They follow their own MoS. We follow ours. Ours is not business based but based exclusively on the most common name principle.
Well, not exclusively. There are quite a few subject areas where Wikipedia quite explicitly spells out that something other than the "most common name" is the naming convention in that particular case.
Television and radio stations in North America, for example, are required by policy to be titled by their official W---, K---, C--- or X---- callsigns, even though a strict application of "most common name" would require that they be titled with things like "Fox 25", "CTV Toronto" or "The Beat 94.5".
It's quite common to disambiguate people with the same first name and last name by adding a middle name to the title even if that middle name isn't in particularly common use. (And it would be impossible or excessively confusing, in some cases, to use another point of disambiguation -- frex, there's been more than one Canadian politician named Angus Macdonald, so the typical dab format, "Angus Macdonald (Canadian politician)", would *still* have to be a dab page.)

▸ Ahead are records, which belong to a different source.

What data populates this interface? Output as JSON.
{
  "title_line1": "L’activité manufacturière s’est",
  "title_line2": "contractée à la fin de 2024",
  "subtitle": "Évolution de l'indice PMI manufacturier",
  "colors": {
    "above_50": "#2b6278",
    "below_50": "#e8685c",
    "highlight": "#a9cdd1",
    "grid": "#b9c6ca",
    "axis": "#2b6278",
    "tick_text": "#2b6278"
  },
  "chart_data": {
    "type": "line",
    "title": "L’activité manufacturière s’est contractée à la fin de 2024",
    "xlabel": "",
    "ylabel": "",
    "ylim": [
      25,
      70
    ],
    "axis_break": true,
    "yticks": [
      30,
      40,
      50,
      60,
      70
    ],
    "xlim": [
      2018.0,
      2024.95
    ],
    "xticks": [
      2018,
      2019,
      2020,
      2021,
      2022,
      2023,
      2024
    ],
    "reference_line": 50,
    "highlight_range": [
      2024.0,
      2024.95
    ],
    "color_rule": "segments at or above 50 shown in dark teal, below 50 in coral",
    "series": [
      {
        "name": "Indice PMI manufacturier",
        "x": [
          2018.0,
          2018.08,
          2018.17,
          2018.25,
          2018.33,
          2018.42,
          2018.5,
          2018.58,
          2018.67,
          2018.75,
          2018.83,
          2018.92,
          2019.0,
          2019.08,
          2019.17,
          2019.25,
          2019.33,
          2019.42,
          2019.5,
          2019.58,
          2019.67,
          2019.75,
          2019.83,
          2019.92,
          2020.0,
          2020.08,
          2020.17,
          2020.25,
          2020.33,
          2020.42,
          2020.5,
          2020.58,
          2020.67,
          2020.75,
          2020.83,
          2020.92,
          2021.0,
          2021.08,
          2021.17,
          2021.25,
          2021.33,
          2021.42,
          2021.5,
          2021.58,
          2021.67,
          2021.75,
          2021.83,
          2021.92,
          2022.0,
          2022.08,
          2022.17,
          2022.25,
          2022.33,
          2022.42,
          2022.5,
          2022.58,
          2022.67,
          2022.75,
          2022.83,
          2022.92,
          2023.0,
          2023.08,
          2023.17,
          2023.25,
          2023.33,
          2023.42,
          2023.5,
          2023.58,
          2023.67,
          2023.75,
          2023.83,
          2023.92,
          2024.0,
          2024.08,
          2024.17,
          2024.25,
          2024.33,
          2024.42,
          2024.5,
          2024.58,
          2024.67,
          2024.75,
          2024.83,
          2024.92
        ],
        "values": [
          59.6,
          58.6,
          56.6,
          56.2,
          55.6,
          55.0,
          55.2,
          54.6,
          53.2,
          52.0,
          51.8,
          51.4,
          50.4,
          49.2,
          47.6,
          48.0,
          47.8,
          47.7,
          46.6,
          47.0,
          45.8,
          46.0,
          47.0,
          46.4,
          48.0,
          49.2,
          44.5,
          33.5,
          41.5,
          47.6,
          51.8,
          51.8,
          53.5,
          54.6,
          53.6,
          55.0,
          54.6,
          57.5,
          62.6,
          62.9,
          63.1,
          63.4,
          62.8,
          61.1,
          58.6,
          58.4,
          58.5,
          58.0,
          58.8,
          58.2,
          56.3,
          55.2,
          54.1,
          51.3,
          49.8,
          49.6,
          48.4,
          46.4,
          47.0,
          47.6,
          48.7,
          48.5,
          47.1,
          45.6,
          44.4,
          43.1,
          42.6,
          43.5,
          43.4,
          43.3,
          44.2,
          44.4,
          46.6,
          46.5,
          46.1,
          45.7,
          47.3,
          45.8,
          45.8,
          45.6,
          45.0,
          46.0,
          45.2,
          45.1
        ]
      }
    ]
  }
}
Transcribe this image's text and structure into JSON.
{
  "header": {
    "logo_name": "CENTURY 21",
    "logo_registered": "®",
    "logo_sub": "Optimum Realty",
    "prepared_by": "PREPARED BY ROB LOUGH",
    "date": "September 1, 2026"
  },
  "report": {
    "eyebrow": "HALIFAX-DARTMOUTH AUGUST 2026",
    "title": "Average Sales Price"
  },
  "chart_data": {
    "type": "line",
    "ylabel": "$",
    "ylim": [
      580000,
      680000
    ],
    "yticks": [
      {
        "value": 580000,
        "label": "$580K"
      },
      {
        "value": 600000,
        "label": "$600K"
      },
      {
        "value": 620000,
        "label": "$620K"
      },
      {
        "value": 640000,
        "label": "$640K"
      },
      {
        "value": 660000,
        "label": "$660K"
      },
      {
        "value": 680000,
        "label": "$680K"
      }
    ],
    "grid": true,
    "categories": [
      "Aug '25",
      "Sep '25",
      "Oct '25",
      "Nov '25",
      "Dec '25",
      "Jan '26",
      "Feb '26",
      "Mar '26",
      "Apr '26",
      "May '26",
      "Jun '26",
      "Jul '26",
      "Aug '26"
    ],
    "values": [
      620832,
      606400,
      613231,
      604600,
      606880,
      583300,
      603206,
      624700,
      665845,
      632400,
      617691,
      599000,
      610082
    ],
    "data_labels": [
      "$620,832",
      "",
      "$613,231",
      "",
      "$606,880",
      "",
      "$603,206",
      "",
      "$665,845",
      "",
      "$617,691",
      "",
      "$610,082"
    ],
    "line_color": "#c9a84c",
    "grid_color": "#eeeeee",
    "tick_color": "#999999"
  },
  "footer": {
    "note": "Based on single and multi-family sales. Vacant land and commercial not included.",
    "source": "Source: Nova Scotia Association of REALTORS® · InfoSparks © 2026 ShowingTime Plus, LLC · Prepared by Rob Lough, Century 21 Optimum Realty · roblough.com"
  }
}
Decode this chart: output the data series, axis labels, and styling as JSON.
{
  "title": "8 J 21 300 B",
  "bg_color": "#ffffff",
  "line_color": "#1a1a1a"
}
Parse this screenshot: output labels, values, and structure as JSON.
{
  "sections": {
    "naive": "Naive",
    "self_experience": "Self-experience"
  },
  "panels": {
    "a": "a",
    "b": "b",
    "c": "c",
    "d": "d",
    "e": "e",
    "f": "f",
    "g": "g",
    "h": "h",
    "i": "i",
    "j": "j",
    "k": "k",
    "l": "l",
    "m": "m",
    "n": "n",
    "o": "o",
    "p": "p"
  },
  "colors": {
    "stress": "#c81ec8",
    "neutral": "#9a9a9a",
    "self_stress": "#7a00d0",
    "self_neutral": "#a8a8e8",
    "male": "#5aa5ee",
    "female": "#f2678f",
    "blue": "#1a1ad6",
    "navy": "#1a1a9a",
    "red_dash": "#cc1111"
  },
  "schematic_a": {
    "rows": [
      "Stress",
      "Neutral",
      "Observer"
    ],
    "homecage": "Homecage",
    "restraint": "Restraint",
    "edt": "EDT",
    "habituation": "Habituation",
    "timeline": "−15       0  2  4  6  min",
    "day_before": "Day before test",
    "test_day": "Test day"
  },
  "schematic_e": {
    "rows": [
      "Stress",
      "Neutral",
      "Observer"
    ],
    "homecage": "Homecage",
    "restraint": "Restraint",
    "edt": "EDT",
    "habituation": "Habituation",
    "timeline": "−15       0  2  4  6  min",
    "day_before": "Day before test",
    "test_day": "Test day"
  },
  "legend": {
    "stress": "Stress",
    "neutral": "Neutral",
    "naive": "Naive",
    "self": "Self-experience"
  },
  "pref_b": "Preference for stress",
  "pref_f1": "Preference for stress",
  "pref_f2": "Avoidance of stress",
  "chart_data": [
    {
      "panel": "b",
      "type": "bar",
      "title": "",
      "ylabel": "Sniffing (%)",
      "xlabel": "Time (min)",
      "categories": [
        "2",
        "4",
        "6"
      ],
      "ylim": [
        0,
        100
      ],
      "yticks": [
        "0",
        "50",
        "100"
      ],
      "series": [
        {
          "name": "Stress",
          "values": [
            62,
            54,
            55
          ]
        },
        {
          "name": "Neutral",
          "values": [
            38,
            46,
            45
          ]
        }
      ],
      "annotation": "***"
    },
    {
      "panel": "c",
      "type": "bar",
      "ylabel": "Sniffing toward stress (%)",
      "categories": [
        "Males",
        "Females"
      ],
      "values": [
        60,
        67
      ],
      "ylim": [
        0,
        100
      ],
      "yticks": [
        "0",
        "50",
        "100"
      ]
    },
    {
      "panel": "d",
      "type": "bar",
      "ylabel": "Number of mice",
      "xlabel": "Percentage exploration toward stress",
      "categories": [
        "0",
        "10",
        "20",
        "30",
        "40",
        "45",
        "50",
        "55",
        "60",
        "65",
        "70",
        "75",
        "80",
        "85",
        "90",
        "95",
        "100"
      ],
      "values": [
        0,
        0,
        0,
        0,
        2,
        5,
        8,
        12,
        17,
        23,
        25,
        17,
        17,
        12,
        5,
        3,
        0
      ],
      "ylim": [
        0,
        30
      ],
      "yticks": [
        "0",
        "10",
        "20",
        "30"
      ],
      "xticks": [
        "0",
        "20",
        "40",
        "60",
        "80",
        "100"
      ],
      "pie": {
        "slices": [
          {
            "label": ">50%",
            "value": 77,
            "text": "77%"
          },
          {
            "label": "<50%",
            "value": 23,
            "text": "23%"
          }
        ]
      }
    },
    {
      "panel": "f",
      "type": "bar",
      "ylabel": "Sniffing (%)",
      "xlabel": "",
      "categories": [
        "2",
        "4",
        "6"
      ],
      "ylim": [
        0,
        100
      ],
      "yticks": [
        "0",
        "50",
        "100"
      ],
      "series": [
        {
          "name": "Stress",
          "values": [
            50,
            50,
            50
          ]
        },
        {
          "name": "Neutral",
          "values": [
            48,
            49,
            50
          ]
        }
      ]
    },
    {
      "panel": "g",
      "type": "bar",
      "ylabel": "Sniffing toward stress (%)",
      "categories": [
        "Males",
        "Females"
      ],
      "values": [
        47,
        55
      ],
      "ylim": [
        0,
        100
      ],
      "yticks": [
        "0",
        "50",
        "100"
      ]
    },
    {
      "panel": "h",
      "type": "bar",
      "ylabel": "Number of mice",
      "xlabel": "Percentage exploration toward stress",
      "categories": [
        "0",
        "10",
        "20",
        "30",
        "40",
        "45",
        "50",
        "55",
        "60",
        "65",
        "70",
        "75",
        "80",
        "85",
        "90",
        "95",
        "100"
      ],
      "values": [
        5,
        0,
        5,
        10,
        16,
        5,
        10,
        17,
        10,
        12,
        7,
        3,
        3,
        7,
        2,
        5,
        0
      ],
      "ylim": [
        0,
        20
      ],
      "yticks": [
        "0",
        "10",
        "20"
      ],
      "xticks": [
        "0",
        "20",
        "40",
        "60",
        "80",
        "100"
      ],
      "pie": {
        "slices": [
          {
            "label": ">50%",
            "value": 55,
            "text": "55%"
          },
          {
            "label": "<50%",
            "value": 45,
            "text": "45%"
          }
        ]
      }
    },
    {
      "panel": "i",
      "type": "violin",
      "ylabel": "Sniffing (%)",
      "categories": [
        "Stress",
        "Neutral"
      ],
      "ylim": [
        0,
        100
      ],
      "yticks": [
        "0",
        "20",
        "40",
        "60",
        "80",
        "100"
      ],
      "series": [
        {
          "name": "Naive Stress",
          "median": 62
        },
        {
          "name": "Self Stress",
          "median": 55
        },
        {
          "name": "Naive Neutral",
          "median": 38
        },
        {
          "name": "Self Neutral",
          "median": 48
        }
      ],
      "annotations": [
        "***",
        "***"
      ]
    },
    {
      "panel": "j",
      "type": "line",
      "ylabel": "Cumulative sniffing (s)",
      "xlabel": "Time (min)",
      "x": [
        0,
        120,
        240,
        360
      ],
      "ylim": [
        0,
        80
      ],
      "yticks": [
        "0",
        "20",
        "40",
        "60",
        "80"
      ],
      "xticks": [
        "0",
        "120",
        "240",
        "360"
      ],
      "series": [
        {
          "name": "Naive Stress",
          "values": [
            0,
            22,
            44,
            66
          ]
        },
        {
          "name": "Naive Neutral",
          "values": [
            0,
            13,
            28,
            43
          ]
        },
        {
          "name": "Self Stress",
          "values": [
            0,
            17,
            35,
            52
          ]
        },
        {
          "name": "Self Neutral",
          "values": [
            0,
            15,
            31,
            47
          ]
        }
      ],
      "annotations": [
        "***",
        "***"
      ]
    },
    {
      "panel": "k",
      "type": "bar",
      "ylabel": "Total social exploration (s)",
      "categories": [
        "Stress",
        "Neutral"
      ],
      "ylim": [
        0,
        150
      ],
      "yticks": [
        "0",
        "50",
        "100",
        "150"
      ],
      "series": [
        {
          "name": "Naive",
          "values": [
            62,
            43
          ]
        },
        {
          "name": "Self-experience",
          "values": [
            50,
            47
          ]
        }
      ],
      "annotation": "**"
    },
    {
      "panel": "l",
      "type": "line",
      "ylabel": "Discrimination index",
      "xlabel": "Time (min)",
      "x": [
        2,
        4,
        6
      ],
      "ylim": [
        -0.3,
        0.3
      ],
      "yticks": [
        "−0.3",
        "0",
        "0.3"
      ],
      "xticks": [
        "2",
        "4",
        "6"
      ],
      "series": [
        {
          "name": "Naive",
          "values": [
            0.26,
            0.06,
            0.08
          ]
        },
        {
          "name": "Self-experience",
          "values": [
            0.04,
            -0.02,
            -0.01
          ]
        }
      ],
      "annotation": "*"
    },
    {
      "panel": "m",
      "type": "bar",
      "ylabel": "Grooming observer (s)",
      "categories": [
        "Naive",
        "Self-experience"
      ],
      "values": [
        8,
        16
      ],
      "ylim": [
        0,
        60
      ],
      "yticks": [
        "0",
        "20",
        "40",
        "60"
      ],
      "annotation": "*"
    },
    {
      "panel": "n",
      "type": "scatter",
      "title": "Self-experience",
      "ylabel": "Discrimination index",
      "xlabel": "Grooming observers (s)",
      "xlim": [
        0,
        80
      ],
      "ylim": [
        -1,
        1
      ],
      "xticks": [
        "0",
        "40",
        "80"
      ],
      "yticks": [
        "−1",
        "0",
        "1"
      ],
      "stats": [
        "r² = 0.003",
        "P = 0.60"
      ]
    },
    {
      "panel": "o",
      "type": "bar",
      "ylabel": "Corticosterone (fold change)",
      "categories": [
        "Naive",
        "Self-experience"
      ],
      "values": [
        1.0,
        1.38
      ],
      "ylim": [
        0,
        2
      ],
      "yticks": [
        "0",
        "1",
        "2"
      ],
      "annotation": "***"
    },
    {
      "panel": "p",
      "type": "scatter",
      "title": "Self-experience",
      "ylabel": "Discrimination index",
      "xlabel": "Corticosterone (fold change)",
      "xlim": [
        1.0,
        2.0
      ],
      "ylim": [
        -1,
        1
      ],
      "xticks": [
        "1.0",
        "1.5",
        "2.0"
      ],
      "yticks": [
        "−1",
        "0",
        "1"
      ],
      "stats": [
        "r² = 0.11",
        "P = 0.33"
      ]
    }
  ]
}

It's patently obvious that in general day-to-day use, Laura Schlessinger and Phil McGraw are *vastly* more commonly referred to to as "Dr. Laura" and "Dr. Phil" than by their full names, and yet their articles are located at their full names.
We use Inuit rather than Eskimo, Church of Jesus Christ of Latter-Day Saints rather than Mormon Church, on the stated grounds that "we need to temper common usage when the commonly used term is unreasonably misleading or commonly regarded as offensive".
And a very real case could be made that in day-to-day English conversational usage, "Holland" is still technically a more common name for the country than "the Netherlands", but for obvious reasons nobody who valued their reputation as a Wikipedia editor would even *think* of suggesting anything other than "the Netherlands" as that article's title.
And on and so forth. Most common name is not an inviolable rule; it's a *guideline*, and one which is already *not* regarded as the final word in every single situation.
There are already a *lot* of circumstances in which other considerations trump "most common name", so can we *please* stop pretending that "Côte d'Ivoire" somehow represents some unprecedented blasphemy against Wikipedia's Great Unbreakable Commandment?